Il faudrait que la minorité qui a l'argent investisse, valorise, commercialise. « Chaque fois que la bourgeoisie vient me voir, je l'encourage à faire alliance avec les organisations paysannes, en veillant seulement à ne pas les dominer. Au pays de la révolution anti-esclavagiste, l'investisseur peut être vite déchouqué(déboulonné) ! »
En attendant que les deux sociétés haïtiennes se rapprochent, le petit peuple, dont l'immense majorité gagne moins de 2 dollars par jour, s'est organisé avec le soutien de la diaspora et d'une myriade d'associations de solidarité internationale.
Dans le département de Jacmel, la coordination Croseréunit quelque 30 000 adhérents qui agissent par territoires, filières ou catégories (jeunes, femmes...). Elle est aidée, entre autres, par la Région Bretagne pour organiser les pêcheurs et les marchandes de poisson.
« Un mouvement social fort »
Sur le Plateau central, le Mouvement paysan papaye (MPP) de Chavannes Jean-Baptiste, soutenu par Frères des hommes, mobilise tous azimuts quelque 60 000 paysans. Crose, MPP et deux autres organisations viennent de constituer une plateforme pour « avoir un mouvement social fort », comme ditle leader de Crose, Gérald Mathurin.

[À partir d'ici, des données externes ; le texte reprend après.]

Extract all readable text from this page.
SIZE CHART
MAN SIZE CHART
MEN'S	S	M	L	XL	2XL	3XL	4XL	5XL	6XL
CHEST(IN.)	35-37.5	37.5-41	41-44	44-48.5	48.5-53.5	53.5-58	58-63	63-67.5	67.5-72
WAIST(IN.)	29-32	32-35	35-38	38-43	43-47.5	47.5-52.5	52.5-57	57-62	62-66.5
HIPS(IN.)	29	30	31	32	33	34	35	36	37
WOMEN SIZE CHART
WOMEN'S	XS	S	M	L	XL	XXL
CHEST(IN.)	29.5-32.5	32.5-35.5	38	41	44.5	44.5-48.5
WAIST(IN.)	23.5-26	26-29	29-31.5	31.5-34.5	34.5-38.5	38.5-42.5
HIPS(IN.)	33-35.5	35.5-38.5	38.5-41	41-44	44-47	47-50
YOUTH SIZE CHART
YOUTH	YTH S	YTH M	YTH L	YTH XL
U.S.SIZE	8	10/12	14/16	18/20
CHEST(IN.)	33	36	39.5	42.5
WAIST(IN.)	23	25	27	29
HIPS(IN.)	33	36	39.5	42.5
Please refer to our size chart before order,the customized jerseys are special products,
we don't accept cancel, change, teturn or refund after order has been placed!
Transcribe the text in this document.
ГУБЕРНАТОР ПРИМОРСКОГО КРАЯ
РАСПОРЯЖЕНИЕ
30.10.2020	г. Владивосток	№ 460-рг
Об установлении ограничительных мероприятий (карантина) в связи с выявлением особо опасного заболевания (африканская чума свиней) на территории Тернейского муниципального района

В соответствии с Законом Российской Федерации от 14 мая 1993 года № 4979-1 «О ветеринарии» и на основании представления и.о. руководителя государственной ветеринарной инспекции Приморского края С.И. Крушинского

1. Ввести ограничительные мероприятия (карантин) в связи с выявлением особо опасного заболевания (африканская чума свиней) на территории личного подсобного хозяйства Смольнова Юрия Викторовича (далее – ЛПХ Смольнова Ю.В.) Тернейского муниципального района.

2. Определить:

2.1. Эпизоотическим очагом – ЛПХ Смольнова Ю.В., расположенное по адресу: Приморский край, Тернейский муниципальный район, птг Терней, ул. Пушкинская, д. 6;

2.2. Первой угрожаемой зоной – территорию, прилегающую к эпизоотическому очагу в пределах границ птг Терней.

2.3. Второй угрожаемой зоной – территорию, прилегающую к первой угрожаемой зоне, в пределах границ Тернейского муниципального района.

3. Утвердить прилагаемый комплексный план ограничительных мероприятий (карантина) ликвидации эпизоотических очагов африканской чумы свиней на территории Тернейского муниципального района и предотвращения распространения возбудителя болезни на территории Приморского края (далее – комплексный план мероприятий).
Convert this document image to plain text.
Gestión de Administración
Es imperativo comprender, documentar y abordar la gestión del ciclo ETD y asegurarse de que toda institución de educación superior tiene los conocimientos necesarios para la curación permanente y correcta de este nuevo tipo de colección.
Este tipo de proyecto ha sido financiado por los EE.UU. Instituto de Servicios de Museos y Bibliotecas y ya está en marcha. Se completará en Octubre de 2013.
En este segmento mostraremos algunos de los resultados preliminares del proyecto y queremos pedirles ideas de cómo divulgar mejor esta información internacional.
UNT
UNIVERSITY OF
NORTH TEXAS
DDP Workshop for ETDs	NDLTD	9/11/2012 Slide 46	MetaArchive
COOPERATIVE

La vitalité de la société civile haïtienne s'exerce de plus en plus en conjuguant production agricole et défense de l'environnement. Les adhérents de Crosedu secteur de Jacmel ont réalisé une maquette en trois dimensions, avec l'aide d'un volontaire français, Florian Delerue, pour visualiser et combattre la dégradation des mornes et les inondations qui viennent encore de frapper Jacmel.
Loin d'ici, au nord, dans le secteur de Gros Morne, avec SOS Enfants sans Frontières, les paysans retiennent l'eau des bassins versants en construisant des miniretenues dans les ravines et trouvent des revenus en développant le maraîchage et en surgreffant les fruitiers.
La « République des agronomes » ne manque ni de connaissances, ni d'énergie, ni de sens collectif. Le nouveau gouvernement a aussi fait de l'agriculture sa priorité. « L'ouverture totale des frontières, en 1986, a créé un gros traumatisme. Aujourd'hui, tout le monde s'en mord les doigts. Il faut protéger l'agriculture et je crois qu'on peut, par exemple, reprendre 30 à 40 % du marché du lait », ajoute Michel Chancy au gouvernement.
Mais, l'équipe du Premier ministre, Michèle Pierre-Louis, aura-t-elle le temps et les moyens ? Au terme d'une année calamiteuse, les attentes, donc les risques de déception, sont énormes.